En mobilisant des processus cérébraux riches et variés, la lecture audio se révèle bien plus qu’un simple substitut à la lecture visuelle. Elle s’impose comme une pratique complémentaire, qui stimule autant l’intellect que l’imaginaire et les émotions, tout en s’adaptant aux besoins spécifiques de chacun.

III. La lecture audio : un outil à ne pas négliger pour les publics en difficulté

La lecture audio constitue un levier puissant pour rendre la lecture accessible à tous, en particulier aux élèves confrontés à des difficultés spécifiques. Qu’il s’agisse de troubles de l’apprentissage, de barrières linguistiques ou d’un manque de motivation, elle offre une solution inclusive et adaptable aux besoins variés des publics scolaires.

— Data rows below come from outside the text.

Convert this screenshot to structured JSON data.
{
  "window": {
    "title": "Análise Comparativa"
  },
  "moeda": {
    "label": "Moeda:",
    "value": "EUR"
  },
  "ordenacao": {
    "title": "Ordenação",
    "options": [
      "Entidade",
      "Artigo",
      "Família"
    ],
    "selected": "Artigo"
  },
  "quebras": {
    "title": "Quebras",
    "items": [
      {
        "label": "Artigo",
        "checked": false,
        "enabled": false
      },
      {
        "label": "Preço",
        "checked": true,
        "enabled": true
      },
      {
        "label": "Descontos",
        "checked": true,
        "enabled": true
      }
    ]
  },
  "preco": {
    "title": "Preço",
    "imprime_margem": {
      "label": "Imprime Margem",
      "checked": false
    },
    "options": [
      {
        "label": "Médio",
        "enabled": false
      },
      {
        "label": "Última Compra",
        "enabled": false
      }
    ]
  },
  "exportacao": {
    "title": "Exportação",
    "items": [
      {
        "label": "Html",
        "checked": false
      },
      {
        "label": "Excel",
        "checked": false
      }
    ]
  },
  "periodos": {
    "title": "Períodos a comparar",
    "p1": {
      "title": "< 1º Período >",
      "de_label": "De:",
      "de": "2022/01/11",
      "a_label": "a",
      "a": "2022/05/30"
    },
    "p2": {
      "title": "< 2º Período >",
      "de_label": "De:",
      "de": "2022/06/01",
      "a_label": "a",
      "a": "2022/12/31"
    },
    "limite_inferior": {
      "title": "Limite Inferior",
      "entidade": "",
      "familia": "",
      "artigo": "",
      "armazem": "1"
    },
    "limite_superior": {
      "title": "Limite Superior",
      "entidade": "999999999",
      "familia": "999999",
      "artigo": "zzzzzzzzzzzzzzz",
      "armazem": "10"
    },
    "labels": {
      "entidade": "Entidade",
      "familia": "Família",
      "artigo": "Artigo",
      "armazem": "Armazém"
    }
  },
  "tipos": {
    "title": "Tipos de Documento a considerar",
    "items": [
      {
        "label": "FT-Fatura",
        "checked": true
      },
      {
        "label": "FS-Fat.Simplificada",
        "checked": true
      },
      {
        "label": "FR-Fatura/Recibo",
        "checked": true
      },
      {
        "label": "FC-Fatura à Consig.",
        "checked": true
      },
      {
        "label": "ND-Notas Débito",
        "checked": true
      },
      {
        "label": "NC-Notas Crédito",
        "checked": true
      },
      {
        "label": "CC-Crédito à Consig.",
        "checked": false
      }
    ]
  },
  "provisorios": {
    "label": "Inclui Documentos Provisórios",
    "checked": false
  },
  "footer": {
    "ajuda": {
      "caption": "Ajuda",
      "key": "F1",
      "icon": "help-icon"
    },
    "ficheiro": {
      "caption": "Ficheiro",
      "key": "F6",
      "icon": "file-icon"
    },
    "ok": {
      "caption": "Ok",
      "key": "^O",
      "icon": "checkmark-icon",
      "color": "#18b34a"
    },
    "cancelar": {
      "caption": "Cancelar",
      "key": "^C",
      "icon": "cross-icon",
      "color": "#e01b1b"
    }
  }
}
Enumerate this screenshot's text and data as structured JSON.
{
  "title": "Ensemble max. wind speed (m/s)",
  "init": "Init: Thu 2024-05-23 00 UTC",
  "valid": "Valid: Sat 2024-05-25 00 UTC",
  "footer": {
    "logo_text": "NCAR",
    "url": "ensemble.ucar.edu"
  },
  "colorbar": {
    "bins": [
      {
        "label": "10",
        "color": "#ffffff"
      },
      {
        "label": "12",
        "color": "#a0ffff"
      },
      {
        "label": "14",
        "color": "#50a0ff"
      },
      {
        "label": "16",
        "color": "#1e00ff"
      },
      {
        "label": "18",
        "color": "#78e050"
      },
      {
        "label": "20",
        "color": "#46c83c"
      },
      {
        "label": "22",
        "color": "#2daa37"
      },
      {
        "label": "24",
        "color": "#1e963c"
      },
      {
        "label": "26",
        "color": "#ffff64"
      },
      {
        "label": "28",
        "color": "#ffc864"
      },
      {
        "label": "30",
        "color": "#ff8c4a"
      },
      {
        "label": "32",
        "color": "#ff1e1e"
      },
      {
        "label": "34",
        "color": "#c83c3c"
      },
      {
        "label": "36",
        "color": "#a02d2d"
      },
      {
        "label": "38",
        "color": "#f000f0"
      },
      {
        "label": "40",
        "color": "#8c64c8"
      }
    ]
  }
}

1 – Un soutien pour les élèves dyslexiques ou concernés par d’autres troubles de l’apprentissage

Pour les élèves dyslexiques, la lecture visuelle peut être un défi quotidien, marqué par une lenteur, des erreurs de décodage et une fatigue accrue. La lecture audio permet de contourner ces obstacles en permettant une immersion dans le contenu sans la contrainte du déchiffrage. Selon une étude parue dans The Journal of Neuroscience en 2019, l’écoute d’un texte active les mêmes zones cérébrales que la lecture visuelle, permettant ainsi de développer la compréhension et le vocabulaire. Les travaux du neuroscientifique Stanislas Dehaene, parus dans son ouvrage Les neurones de la lecture en 2007, allaient déjà dans ce sens.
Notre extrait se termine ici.